And finally, line 44 closes out the form with a horizontal rule.
When the form is initially displayed in the browser, I have a chance
to fill out one or more of the fields of my choice, and press submit.
The same program is reinvoked, but with access to the form
parameters using the param
function. The code beginning in line 46
handles this response.
Lines 47 and 48 hold the pieces of SQL and their corresponding values. Initially, they'll start out empty. If they're still empty after we've processed all the known fields, then we didn't get a valid query, and there's nothing further to do.
Lines 50 to 61 process each of the known form fields. $_
holds the
arrayref of each field in turn. Line 51 pulls out the value for that
particular parameter into the scalar $val
. (Note that this won't
work very well for a multi-value parameter, but that's merely minor
change to handle that instead.) If the parameter is not present,
we skip on to the next item.
Lines 52 to 58 clean up the data from that form element. If there's a
value in the third arrayref element, it's a coderef, which we call,
passing the form value as its first argument. We expect the called
subroutine to return either the cleaned-up data, or undef
, again
indicating that this field is ``not present''. If there's no special
handling subroutine, a simple editing pass is performed instead: line
55 deletes any leading whitespace, while line 56 deletes any trailing
whitespace.
Looking back at lines 18 to 23, we can see that the cleanup routine
for the popup menu takes that value and returns undef
unless it
contains a non-whitespace character but is not our default value of
n/a
.
Now, if we've made it to line 59, we have a good value in $val
, and
the corresponding SQL as the second element of the arrayref. So,
we'll push each one onto the end of the their corresponding arrays to
be gathered and processed later.
Once the individual form elements have been examined, it's time to
determine if we have a valid query. Line 62 examines the size of the
@sqls
array. If this is non-empty, then we've got to proceed to
building an SQL statement, in line 63.
Each snippet in @sqls
is a clause expected to be AND
-ed with the
other clauses. So we'll take the snippets and join
them with an
``and'' keyword in line 63. In front of that, we'll select the id
field from the resulting record for further processing.

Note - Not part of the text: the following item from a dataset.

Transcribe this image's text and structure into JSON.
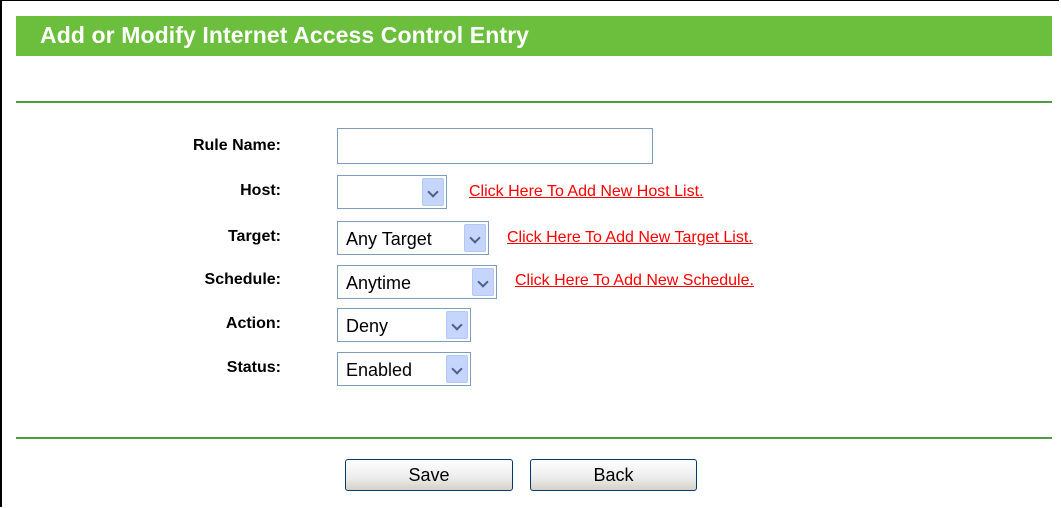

In a real program, we'd then execute code similar to that presented in lines 69 to 71. The SQL statement would be prepared from the joined snippets, and then the placeholders would be bound to their corresponding values, and finally we'd be getting the matched records by their ids.
However, since this is just a demo harness, we'll dump out the SQL in line 65, and the list of values for the binding in line 66.
So, we've seen how to walk through a form, picking out the fields and constructing the corresponding SQL for them, and we've also seen the importance of using placeholders. And with no more worries about broken or malicious input values messing up your day, until next time, enjoy!
Listing
=1= #!/usr/bin/perl -Tw =2= use strict; =3= $|++; =4= =5= ## constants =6= my @STATES = qw( =7= AK AL AR AZ CA CO CT DE FL GA HI IA ID IL IN KS KY LA MA MD ME MI MN MO MS =8= MT NC ND NE NH NJ NM NV NY OH OK OR PA RI SC SD TN TX UT VA VT WA WI WV WY =9= ); =10= ## configuration =11= my @QUERY_FIELDS = =12= ( =13= ['firstname', 'person.firstname is ?'], =14= ['lastname', 'person.lastname is ?'], =15= ['street', 'person.street is ?'], =16= ['city', 'person.city is ?'], =17= ['state', 'person.state is ?', =18= sub { =19= my $v = shift; =20= return undef unless $v =~ /\S/; =21= return undef if $v eq "n/a"; =22= $v; =23= }], =24= ['zip', 'person.zip is ?'], =25= ); =26= ## end configuration =27= =28= use CGI qw(:all); =29= =30= print header, start_html, h1('Query'); =31= =32= print hr, start_form; =33= =34= print table({-bgcolor => '#ffff88'}, =35= Tr(td("First:"), td(textfield('firstname')), =36= td("Last:"), td(textfield('lastname'))), =37= Tr(td("Street:"), td(textfield('street')), =38= td("City:"), td(textfield('city'))), =39= Tr(td("State:"), =40= td(popup_menu('state', ['n/a', @STATES], 'n/a')), =41= td("Zip:"), td(textfield('zip', '', 10)), =42= td(submit))); =43= =44= print end_form, hr; =45= =46= { =47= my @sqls; =48= my @vals; =49= =50= for (@QUERY_FIELDS) { =51= next unless defined(my $val = param($_->[0])); =52= if ($_->[2]) { =53= next unless defined($val = $_->[2]->($val)); =54= } else { =55= $val =~ s/^\s+//; =56= $val =~ s/\s+$//; =57= next unless length $val; =58= } =59= push @sqls, $_->[1]; =60= push @vals, $val; =61= } =62= if (@sqls) { =63= my $sql = "select id from person where ".join(" and ", @sqls); =64= print h2("Resulting query"); =65= print pre(escapeHTML($sql)); =66= print pre(escapeHTML(join ", ", map { qq{"$_"} } @vals)); =67= =68= ## typical use: =69= ## my $sth = $dbh->prepare($sql); =70= ## $sth->execute(@vals); =71= ## while (my ($id) = $sth->fetchrow_array) { ... } =72= } =73= } =74= =75= print end_html;